Notable and Quotable: Mark Steyne, “The Doctor Won’t See You Now: American Health Care Is In a Bureaucratic Death Grip,” Nation Review Online, December 14, 2012
December 17, 2012
No foreigner can even understand the American ‘health care’ debate, which seems to any tourist casually surfing the news channels to involve everything but health care. Since the Second World War, government medical systems have taken hold in almost every developed nation, but only in America does the introduction of governmentalized health care impact small-business hiring practices and religious liberty, and require 16,500 new IRS agents and federal bonuses for contributing to a national database of seat-belt wearers. Thus, Big Government American-style: Byzantine, legalistic, whimsical, coercive, heavy on the paperwork, and lacking the one consolation of statism — the great clarifying simplicity of universal mediocrity.”
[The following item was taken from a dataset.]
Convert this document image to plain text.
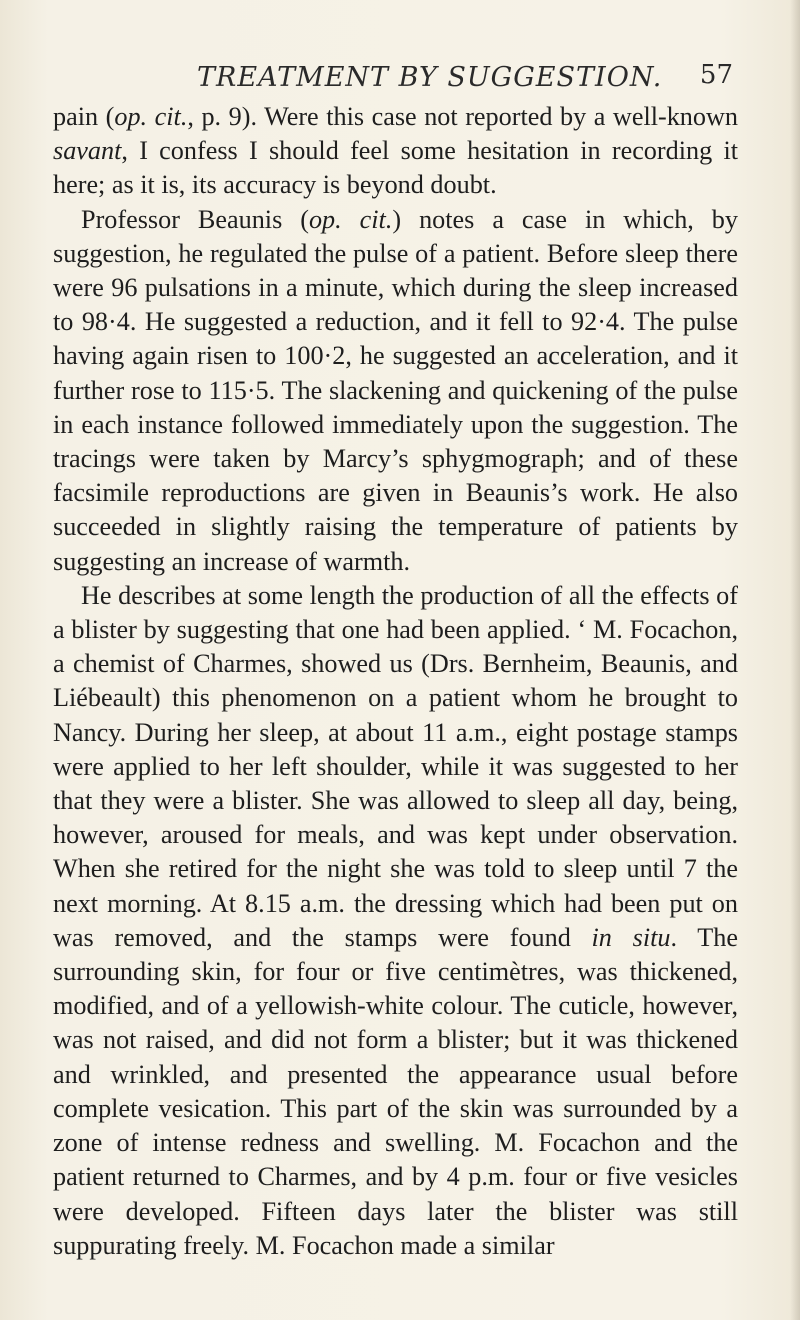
TREATMENT BY SUGGESTION.	57

pain (op. cit., p. 9). Were this case not reported by a well-known savant, I confess I should feel some hesitation in recording it here; as it is, its accuracy is beyond doubt.

Professor Beaunis (op. cit.) notes a case in which, by suggestion, he regulated the pulse of a patient. Before sleep there were 96 pulsations in a minute, which during the sleep increased to 98·4. He suggested a reduction, and it fell to 92·4. The pulse having again risen to 100·2, he suggested an acceleration, and it further rose to 115·5. The slackening and quickening of the pulse in each instance followed immediately upon the suggestion. The tracings were taken by Marcy’s sphygmograph; and of these facsimile reproductions are given in Beaunis’s work. He also succeeded in slightly raising the temperature of patients by suggesting an increase of warmth.

He describes at some length the production of all the effects of a blister by suggesting that one had been applied. ‘ M. Focachon, a chemist of Charmes, showed us (Drs. Bernheim, Beaunis, and Liébeault) this phenomenon on a patient whom he brought to Nancy. During her sleep, at about 11 a.m., eight postage stamps were applied to her left shoulder, while it was suggested to her that they were a blister. She was allowed to sleep all day, being, however, aroused for meals, and was kept under observation. When she retired for the night she was told to sleep until 7 the next morning. At 8.15 a.m. the dressing which had been put on was removed, and the stamps were found in situ. The surrounding skin, for four or five centimètres, was thickened, modified, and of a yellowish-white colour. The cuticle, however, was not raised, and did not form a blister; but it was thickened and wrinkled, and presented the appearance usual before complete vesication. This part of the skin was surrounded by a zone of intense redness and swelling. M. Focachon and the patient returned to Charmes, and by 4 p.m. four or five vesicles were developed. Fifteen days later the blister was still suppurating freely. M. Focachon made a similar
“As I wrote a couple weeks ago, Obamacare governmentalizes one-sixth of the U.S. economy — or the equivalent of the entire French economy. No one has ever attempted that before, not even the French. In parts of rural America it will quickly achieve a Platonic perfection: There will be untold legions of regulators, administrators, and IRS collection agents, but not a doctor or nurse in sight.”

The  idea that data documentation  of every  medical encounter solves everything obsesses Obamacare reformers..  
 
With data, you can prove what works, you can improve outcomes,  you can separate good doctors from bad doctors,  you can decide what to pay for,  you can create online health exchanges telling patients what to shop for,   you can create unbelievable efficiencies,  you can get a handle on everything that transpires in our complicated health system, and above all, somehow you can magically cut costs.

But alas, a host of unexpected consequences  keep cropping up.  Data complicates and  distracts from the patient-doctor relationship.  It takes money and  clerks to enter the data.   It reduces doctor time spent with patients.   It’s expensive for doctors to install electronic health records. It alienates doctors and contributes to the doctor shortage.  It forces doctors into hospital employment, where doctor costs are higher.   It creates security problems: who has access to the data and what are the analysts  going to do with it.  It threatens doctor-patient confidentiality. It shift personal attention from the patient to impersonal data  collection. It transmogrifies formerly simple transacctions into complex encounters that  neither the patient or doctor enjoy.   In short,  documentation  interferes with doctoring.

What is the basic problem?  As the late Peter Drucker commented , “Government is a poor manager. It is , of necessity concerned with procedure, for it is also, of necessity, large and cumbersome.  It must administer  public funds and must account for every penny. It has no choice but to become ‘bureaucratic.’ Every government, is , be definition, a ‘government of  forms.’ This means high costs, for ‘control ’ of the last 10 percent  of phenomena always cost more than control of the first 90 percent.”
 
Goverment bureaucratic oversight always costs more not less.

Tweet:  The obsession of health care government  bureaucrats and managers  often interferes with and distracts from the doctor-patient relationship.